Kubernetes, Terraform, and Ansible Are Not Enough
Kubernetes, Terraform, and Ansible are great tools. They help abstract away and simplify infrastructure management. But they’re simply insufficient:
- Managing infrastructure and the services atop that infrastructure are two different things. This is especially true when you consider day 2 operations such as continuous updates.
- Managing distributed service, multi-Kubernetes clusters, multidata centers, or multicloud is still fairly complex, and these tools offer limited help.
- It’s easy to get lost when you have lots of templates and scripts to manage your infrastructure without having anything that maps all this back into your service.

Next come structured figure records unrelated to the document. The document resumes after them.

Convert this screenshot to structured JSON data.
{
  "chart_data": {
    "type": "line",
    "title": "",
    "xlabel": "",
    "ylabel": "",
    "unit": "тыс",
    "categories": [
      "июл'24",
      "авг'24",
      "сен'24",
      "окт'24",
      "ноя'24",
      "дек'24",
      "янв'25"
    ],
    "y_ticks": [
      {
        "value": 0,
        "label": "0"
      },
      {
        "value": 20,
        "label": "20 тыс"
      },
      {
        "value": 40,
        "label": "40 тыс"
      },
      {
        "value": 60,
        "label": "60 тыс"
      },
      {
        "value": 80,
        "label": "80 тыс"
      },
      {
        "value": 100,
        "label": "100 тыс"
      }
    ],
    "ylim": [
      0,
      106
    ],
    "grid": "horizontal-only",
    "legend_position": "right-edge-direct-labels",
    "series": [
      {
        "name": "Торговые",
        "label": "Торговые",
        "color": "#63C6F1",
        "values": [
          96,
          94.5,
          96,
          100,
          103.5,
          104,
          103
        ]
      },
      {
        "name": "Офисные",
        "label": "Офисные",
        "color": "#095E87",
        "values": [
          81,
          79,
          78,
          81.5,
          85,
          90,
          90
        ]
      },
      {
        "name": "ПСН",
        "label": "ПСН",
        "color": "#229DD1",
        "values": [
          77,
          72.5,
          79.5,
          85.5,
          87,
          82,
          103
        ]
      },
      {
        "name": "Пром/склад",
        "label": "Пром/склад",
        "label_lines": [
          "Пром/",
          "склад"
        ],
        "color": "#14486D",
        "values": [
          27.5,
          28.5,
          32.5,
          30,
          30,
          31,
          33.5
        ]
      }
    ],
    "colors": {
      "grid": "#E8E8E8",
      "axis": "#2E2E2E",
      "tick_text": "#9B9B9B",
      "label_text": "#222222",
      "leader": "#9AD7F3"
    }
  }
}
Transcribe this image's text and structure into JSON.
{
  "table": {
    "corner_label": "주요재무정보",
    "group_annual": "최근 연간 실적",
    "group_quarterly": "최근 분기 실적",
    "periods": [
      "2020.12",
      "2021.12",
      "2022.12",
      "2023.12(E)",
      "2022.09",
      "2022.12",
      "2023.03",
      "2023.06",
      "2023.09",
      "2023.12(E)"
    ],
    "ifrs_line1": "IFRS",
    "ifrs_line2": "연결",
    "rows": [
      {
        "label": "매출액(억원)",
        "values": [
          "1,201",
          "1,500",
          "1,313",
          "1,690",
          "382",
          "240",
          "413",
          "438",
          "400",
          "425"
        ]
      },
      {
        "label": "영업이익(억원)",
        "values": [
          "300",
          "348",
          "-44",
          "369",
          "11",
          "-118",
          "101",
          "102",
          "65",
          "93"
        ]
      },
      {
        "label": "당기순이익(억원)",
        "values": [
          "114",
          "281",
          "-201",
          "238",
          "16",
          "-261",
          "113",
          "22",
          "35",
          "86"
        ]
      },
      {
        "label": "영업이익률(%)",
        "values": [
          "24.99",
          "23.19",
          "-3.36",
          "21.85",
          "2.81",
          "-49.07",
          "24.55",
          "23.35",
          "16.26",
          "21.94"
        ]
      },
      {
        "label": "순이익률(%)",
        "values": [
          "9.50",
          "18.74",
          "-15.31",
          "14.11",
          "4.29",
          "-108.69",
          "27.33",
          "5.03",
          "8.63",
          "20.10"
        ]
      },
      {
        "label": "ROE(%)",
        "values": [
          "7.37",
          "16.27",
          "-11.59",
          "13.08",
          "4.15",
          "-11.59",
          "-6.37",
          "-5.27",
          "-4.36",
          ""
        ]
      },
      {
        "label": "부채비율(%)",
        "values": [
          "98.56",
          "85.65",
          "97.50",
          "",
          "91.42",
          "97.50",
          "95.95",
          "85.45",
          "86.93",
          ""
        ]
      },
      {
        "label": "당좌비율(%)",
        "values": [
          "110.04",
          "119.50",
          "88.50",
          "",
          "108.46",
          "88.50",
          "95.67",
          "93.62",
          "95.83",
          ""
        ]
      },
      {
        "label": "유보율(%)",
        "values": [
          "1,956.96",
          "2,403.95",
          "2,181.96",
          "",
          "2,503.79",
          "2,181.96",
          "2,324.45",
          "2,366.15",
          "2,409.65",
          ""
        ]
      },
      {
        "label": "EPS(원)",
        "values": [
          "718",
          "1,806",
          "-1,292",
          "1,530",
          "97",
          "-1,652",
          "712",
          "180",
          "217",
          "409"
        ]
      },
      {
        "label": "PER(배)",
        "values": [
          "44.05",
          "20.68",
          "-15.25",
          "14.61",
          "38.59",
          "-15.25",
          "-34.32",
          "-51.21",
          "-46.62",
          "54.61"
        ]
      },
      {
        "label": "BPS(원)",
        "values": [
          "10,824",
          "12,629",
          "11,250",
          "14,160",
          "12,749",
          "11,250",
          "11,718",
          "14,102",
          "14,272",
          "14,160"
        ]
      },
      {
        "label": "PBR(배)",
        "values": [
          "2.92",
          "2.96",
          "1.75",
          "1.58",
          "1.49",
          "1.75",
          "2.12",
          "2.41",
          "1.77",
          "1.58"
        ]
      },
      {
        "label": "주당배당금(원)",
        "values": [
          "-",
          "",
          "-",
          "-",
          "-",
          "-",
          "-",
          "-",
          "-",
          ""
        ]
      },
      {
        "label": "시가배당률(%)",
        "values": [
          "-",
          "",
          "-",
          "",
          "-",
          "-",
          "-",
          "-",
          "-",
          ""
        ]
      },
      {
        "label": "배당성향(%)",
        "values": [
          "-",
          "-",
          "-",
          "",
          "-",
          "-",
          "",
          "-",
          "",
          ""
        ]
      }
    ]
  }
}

Regaining control of our services: moving up the stack beyond IaC and Kubernetes
I argue that the biggest potential for overcoming many of these issues and regaining control over our own applications is moving up the stack, thinking of how we manage our services and not just the infrastructure that runs those services. By decoupling the service from the infrastructure we can create predefined zones of infrastructure that are highly optimized to serve each workload (test, production, ML, networking etc). These optimized zones don’t have to live outside of the cloud, as there remains ample room for optimization even within the same cloud — and obviously between clouds. In that context, moving off the cloud becomes another private case of those optimized infrastructure zones. I refer to this as Environment-as-a-Service (EaaS).
The following example illustrates how these ideas can be mapped into a real-world example. In this case, we see how to run the same workload on two different infrastructure stacks: one optimized for production and the other for development. This idea can be similarly applied to other areas.
Frustrated? You are not alone. But there’s hope.
The trillion-dollar paradox need not be a value-destroying trap for successful software companies. By focusing further up the stack and matching services to the right infrastructure choices, incentivizing optimizing behaviors, automating thoughtfully (not reflexively), and having a repatriation strategy before you reach scale, you can be better positioned to reign in costs and retain value for you shareholders.
The cycle of cloud migration, automation, and cost optimization are ongoing processes that require continuous iteration, overcoming and learning from failure, and above all, teamwork. There are many tools that can help you achieve this goal, but at the end of the day, without the right discipline and partners, they can turn against you. As historian Yuval Noah Harari remarked, “A knife can be used to cut vegetables and make great food but it can also be used to kill people: it all depends on how you use it.”
As a start, we need to reset our expectations to solve the paradox. There are options today that allow you to simplify your journey, as noted above. We must start thinking further up the stack, further up the value chain and focus on the service itself rather than the infrastructure and see how we match the right infrastructure to the service and not the other way around.